Real-time elasticity enables customers to increase or decrease the size of their HeatWave cluster by any number of nodes without incurring any downtime or read-only time. The resizing operation takes only a few minutes, during which time HeatWave remains online, available for all operations. Once resized, data is downloaded from object storage, automatically repartitioned among all available cluster nodes, and becomes immediately available for queries. As a result, customers benefit from consistently high performance, even at peak times, and reduce costs by downsizing their HeatWave cluster when appropriate—without incurring any downtime or read-only time. Customers aren’t constrained to overprovisioned instances forced by rigid sizing models offered by other cloud database providers. With efficient data reloading from object storage, customers can also pause and resume their HeatWave cluster to reduce costs.
Data compression in the HeatWave cluster allows each node to process up to 2X more data without any degradation in price performance for queries.

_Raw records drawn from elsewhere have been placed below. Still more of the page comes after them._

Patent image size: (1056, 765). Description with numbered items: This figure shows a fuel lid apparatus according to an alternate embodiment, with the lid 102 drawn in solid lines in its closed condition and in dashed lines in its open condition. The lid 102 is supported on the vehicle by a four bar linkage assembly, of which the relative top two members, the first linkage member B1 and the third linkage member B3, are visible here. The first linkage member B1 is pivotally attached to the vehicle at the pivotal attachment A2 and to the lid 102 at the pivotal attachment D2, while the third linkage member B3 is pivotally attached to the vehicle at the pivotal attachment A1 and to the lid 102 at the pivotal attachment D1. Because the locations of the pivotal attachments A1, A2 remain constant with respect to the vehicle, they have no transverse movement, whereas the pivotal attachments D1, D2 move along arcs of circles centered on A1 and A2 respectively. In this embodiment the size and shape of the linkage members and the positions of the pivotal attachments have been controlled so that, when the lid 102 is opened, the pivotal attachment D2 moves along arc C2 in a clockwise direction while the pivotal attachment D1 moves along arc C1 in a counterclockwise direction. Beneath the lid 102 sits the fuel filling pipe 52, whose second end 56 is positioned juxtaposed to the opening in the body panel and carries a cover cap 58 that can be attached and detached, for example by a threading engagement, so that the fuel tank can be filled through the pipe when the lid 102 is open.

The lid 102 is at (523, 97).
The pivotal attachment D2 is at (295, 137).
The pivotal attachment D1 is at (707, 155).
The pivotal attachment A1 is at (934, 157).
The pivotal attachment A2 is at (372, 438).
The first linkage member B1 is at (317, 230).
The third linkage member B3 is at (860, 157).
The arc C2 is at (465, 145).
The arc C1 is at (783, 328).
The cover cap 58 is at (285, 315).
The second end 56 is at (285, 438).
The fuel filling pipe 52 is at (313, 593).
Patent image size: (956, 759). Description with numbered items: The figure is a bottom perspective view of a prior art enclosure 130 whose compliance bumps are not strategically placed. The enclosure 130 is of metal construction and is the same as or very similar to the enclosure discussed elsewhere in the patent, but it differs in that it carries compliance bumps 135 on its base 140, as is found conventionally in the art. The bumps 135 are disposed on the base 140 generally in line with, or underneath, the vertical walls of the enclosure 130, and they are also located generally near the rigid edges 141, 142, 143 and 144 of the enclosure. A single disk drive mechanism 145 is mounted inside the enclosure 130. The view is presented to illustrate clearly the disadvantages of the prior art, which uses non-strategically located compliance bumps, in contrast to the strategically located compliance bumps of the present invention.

With data compression, customers can reduce the number of HeatWave nodes needed to process queries and cut their costs by up to 50%—while maintaining a constant price performance ratio. Compressed data in the HeatWave cluster is persistent in object storage.
MySQL HeatWave expands to include MySQL HeatWave Lakehouse, letting users process and query hundreds of terabytes of data in the object store—in a variety of file formats, such as CSV, Parquet, and Aurora/Redshift backups. Customers can query transactional data in MySQL databases, data in various formats in object storage, or a combination of both using standard MySQL commands. Querying the data in the database is as fast as querying data in the object store. The HeatWave cluster scales to 512 nodes, letting customers query up to 400 TB of data with MySQL HeatWave Lakehouse.
This fintech startup from Saudi Arabia moved its database workloads to MySQL HeatWave for 3X greater performance and 60% lower costs than another cloud provider. Tamara has grown its client base to more than 2 million users and onboarded 3,000 merchants.
Global high-tech solution provider in the telecom industry speeds up complex queries by 139X with MySQL HeatWave on AWS—simplifying its infrastructure for OLTP and OLAP while delivering subsecond response times to customers.